Anger is also a type of insanity. Always keep yourself cool-headed in life, especially when you are an ex-convict. Your temper will be tested at every moment, and you must be able to sail through it calmly.
The percentage of incarcerated people in communities of color is much higher than of white people. Racial prejudice can be a source of immense angst and violent thoughts.
Your interviewer may be a person with prejudice. Therefore, if you encounter slant questions affecting your self-respect, play it cool.
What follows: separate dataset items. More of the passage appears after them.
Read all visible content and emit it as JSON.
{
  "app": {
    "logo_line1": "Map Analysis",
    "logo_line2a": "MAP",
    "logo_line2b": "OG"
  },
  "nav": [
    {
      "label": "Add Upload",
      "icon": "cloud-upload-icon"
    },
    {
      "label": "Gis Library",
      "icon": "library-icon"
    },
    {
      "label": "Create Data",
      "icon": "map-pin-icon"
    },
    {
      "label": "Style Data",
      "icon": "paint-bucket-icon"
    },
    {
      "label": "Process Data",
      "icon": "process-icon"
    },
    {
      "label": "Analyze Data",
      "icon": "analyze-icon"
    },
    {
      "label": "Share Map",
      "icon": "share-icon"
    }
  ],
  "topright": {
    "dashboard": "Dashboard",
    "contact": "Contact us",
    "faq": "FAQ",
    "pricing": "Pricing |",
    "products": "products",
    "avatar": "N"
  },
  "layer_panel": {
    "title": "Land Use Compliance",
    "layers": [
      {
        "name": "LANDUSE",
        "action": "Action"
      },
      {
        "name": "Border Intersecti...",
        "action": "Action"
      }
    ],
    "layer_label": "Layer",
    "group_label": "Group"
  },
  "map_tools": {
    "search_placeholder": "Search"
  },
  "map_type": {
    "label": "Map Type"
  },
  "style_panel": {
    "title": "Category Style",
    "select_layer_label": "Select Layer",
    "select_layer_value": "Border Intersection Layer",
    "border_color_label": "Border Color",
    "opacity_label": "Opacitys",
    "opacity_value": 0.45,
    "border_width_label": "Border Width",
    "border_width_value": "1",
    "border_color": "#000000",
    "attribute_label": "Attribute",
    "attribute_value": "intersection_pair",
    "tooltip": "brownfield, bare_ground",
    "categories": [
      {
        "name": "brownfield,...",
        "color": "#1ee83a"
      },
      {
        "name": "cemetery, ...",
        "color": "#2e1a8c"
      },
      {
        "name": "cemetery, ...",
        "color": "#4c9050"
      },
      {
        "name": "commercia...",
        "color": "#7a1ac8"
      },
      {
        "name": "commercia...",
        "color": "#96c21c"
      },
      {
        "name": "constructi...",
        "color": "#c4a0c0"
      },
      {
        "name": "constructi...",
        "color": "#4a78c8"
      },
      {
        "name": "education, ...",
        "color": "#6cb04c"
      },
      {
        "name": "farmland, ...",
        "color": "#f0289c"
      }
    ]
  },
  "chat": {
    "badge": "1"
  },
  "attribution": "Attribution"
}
Racial issues can come up all of a sudden, even when you least expect them.
Maintain your integrity, but avoid getting into a fight.
Answer calmly and stress the fact that it is unfair to make assumptions based on the color of skin. At the same time, do honest self-reflection to see if you are not carrying the same prejudice in a different color. Avoid sending out threats or losing your sanity in a violent fit.
If you think the interview is not going well, simply walk away and prepare yourself for the next interview. Many folks choose to opt for group therapy and anger management sessions to practice how to keep their cool. You may want to look up those resources online before preparing for the interview.
<h2> Last words </h2>
Getting a proper job can be stressful for an ex-convict. However, it is not impossible, and many felons have been able to establish themselves successfully in society. Always try to have a positive attitude to get through life, and the rest will fall into place like the pieces of a jigsaw puzzle.
Ultimately, your attitude towards the job will determine if you will get it over your competitors.